Students are often challenged when evaluating the credibility and relevance of online information. Have you ever been fooled by information you read online?

Throughout the years, I have spent a lot of time online, both for personal and professional reasons. I have always been a bit of a skeptic, so there aren’t many traps that I fall into. I will say that I have wasted a lot of time looking for “free” resources that, for whatever reason, have not turned out to be free. Plus, all of my time that I used to look for said resources will never come back my way. I have managed to have a few “go to” sites that work well for my needs. I also use Pinterest as a place to store my work-related finds that have visuals that help me sift through what I want and what I need.

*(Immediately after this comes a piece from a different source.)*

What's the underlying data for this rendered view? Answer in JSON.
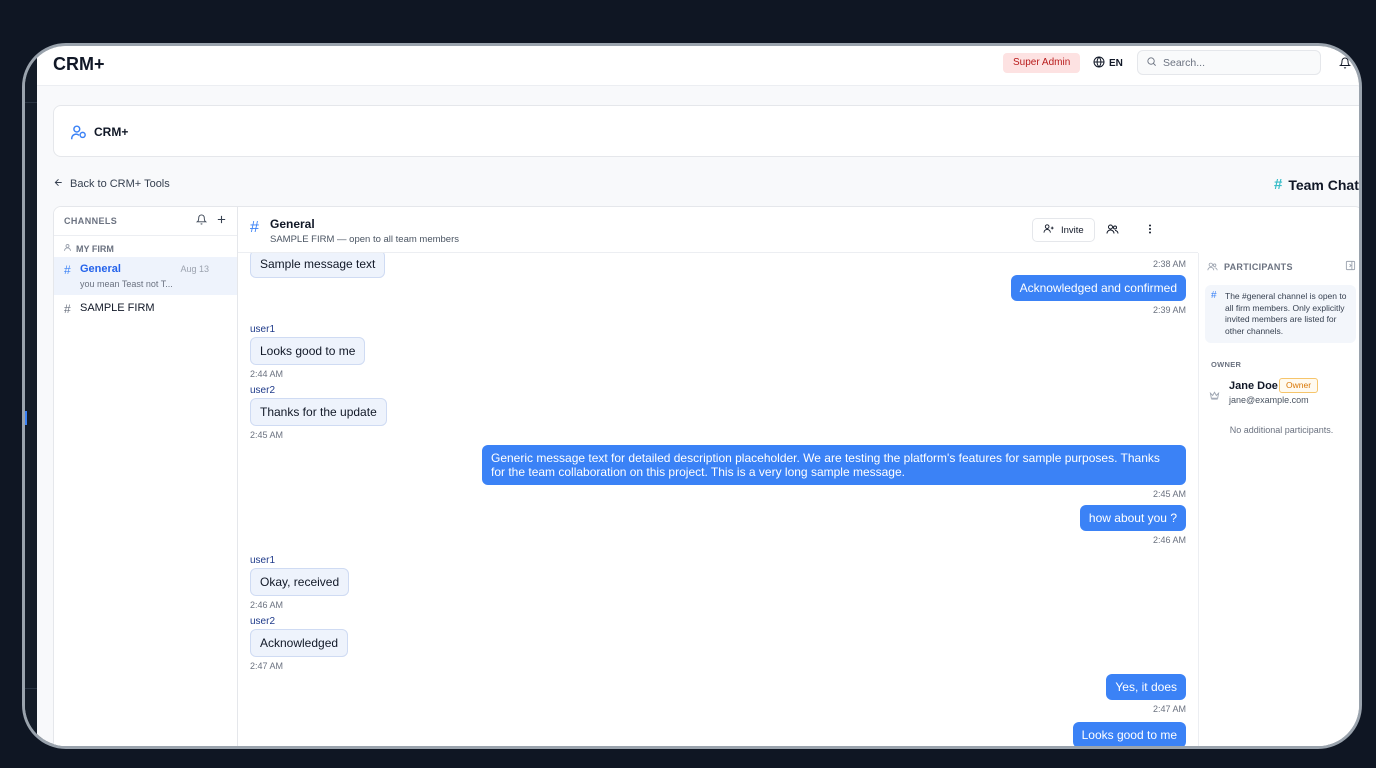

I am dabbling in Pocket, so I can make the most out of the sites I want to revisit. There is such an overload of information out there, that these tools help me organize and synthesize what I need in order to add to my professional bag-of-tricks.

My biggest personal annoyance is looking for coupons or “deals” that so many swear are out there via email or other “catches” on the Internet. I can’t say that I have believed that I could save millions, but there is always the hope. I can put myself in the student’s shoes when looking aimlessly online for the “answer” that I need to find. If students experience that much surfing and sifting, and not achieving the results they need, I can imagine how frustrated they will become. My motivator was saving money, the students have grades hanging over them.

Following links and trying to be the creator of my own learning just makes me want to shut down some times. Developing the appropriate skills for my tasks has taken years to develop, and I still get stuck sometimes by choosing bad links and making poor choices. Dr. Julie Coiro’s podcast from 2008 about online reading comprehension ( mentions how students are creating their own books when reading and clicking through links, and if they do not click through the proper links, they will not create a “good” book for themselves. This hit home as part of what my duties as an educator will entail. I think that teachers need to understand how to create lessons that will guide students on effective searching, evaluating and synthesizing information.